One reason why Chinese leaders in particular dislike changes in Washington: they feel the need “to teach the new American president about the realities of the relationship,” said one Chinese source who requested anonymity because he wasn’t cleared to talk with media. These realities, in the Chinese view, include the need to avoid a trade war that, because of their interdependence, would undermine both economies. The learning curve for U.S. presidents can make for jittery moments. In April of 2001, for instance, not long after George W. Bush took office, a U.S. EP-3 spy plane collided with a Chinese jet fighter in mid-air over the South China Sea. The 24 crew members of the American plane subsequently landed on China’s Hainan Island. After 11 days of intense negotiations over apologetic language, they were released. But the incident turned out to be more protracted and more difficult to resolve than expected.

Ding’s strident take on American-style multi-party democracy is not shared by a majority of Chinese, according to a Pew survey, conducted earlier this year in China. More than 50 percent of respondents said they like American ideas about democracy, while 29 percent said they dislike them. Yet this favorable opinion of democracy is yet another reason why Beijing hates American elections: they underscore how ordinary Chinese citizens have little say in choosing their own leaders. The contrast is especially clear when the U.S. results are startling, like Barack Obama’s groundbreaking victory 2008, an outcome which blindsided Chinese analysts.

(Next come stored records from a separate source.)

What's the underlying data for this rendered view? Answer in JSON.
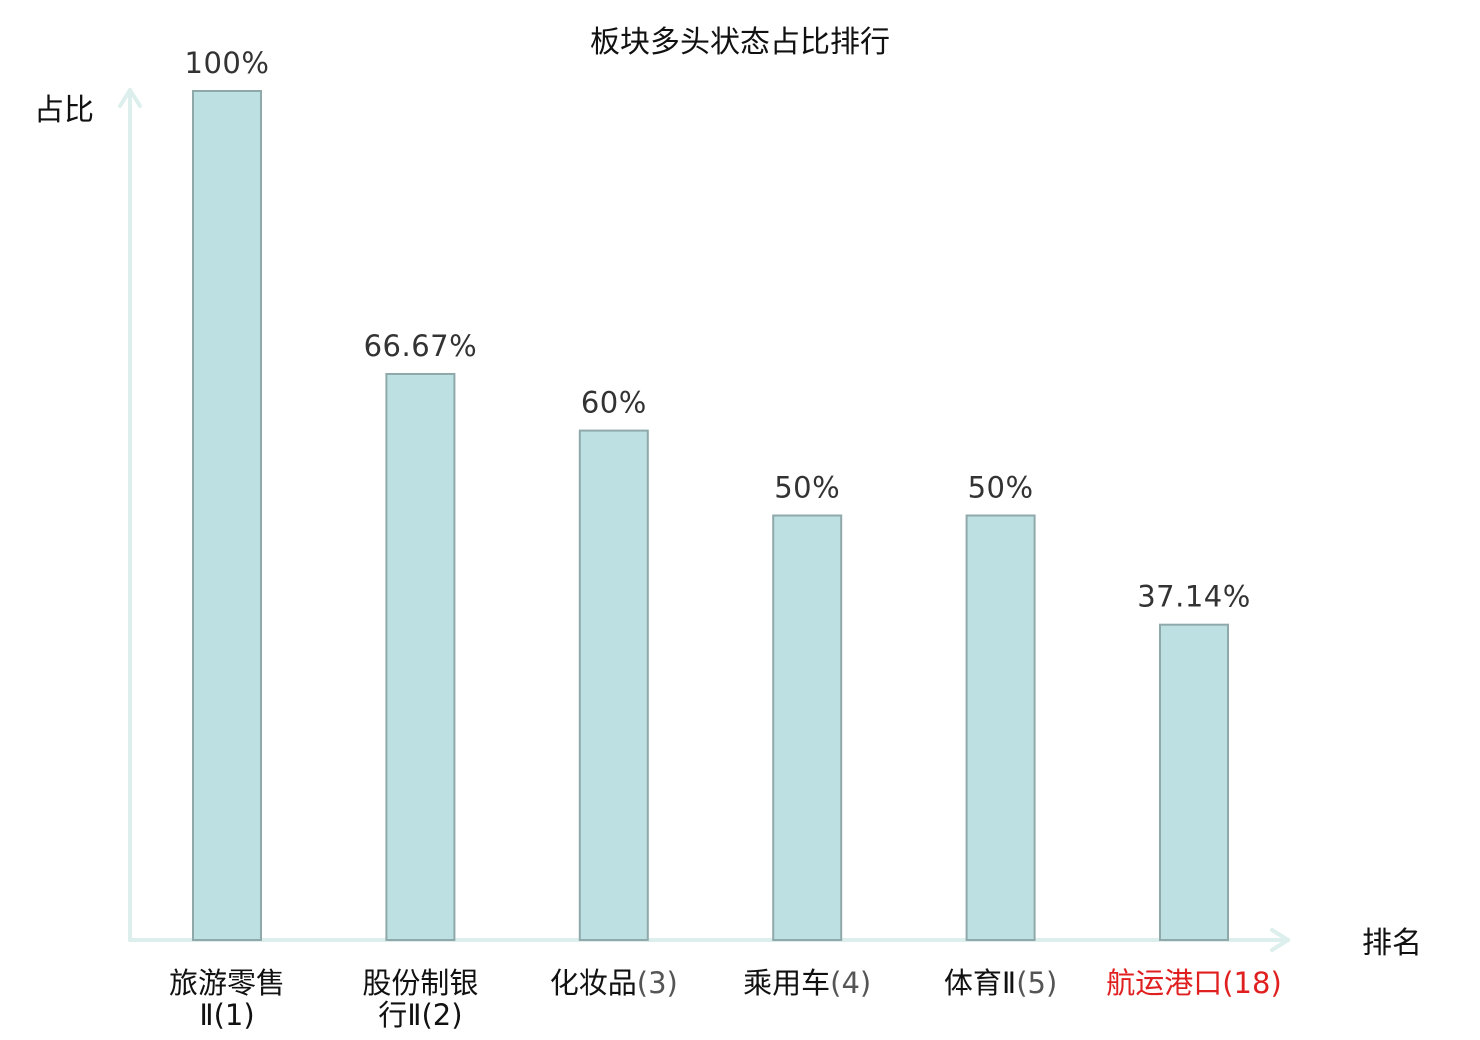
{
  "chart_data": {
    "type": "bar",
    "title": "板块多头状态占比排行",
    "ylabel": "占比",
    "xlabel": "排名",
    "ylim": [
      0,
      100
    ],
    "grid": false,
    "legend": "none",
    "categories": [
      {
        "label": "旅游零售Ⅱ(1)",
        "lines": [
          [
            "旅游零售",
            ""
          ],
          [
            "Ⅱ(1)",
            ""
          ]
        ],
        "highlight": false
      },
      {
        "label": "股份制银行Ⅱ(2)",
        "lines": [
          [
            "股份制银",
            ""
          ],
          [
            "行Ⅱ(2)",
            ""
          ]
        ],
        "highlight": false
      },
      {
        "label": "化妆品(3)",
        "lines": [
          [
            "化妆品",
            "(3)"
          ]
        ],
        "highlight": false
      },
      {
        "label": "乘用车(4)",
        "lines": [
          [
            "乘用车",
            "(4)"
          ]
        ],
        "highlight": false
      },
      {
        "label": "体育Ⅱ(5)",
        "lines": [
          [
            "体育Ⅱ",
            "(5)"
          ]
        ],
        "highlight": false
      },
      {
        "label": "航运港口(18)",
        "lines": [
          [
            "航运港口",
            "(18)"
          ]
        ],
        "highlight": true
      }
    ],
    "values": [
      100,
      66.67,
      60,
      50,
      50,
      37.14
    ],
    "value_labels": [
      "100%",
      "66.67%",
      "60%",
      "50%",
      "50%",
      "37.14%"
    ]
  },
  "colors": {
    "bar_fill": "#bde0e3",
    "bar_stroke": "#8fa9ab",
    "axis": "#dcefec",
    "highlight": "#e02020"
  }
}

This contrast between the U.S. and Chinese electoral system will be on clear display next month. In a quirk of timing, just days after the U.S. presidential election on Nov. 6, China’s top slot will change hands as well. On Nov. 8, China’s ruling communist party will convene its 18th party congress, when heir apparent Xi Jinping is expected to take over as communist party chairman from current party head and President Hu Jintao. This Chinese succession scenario was hashed out during years of back-room political horse-trading, leadership jockeying, and secret votes cast by selected party representatives. The dramatic difference between what’s shaping up to be a hotly contested vote in the U.S., and the meticulously scripted handover ceremony in Beijing, will not be lost on the men and women of the Chinese street.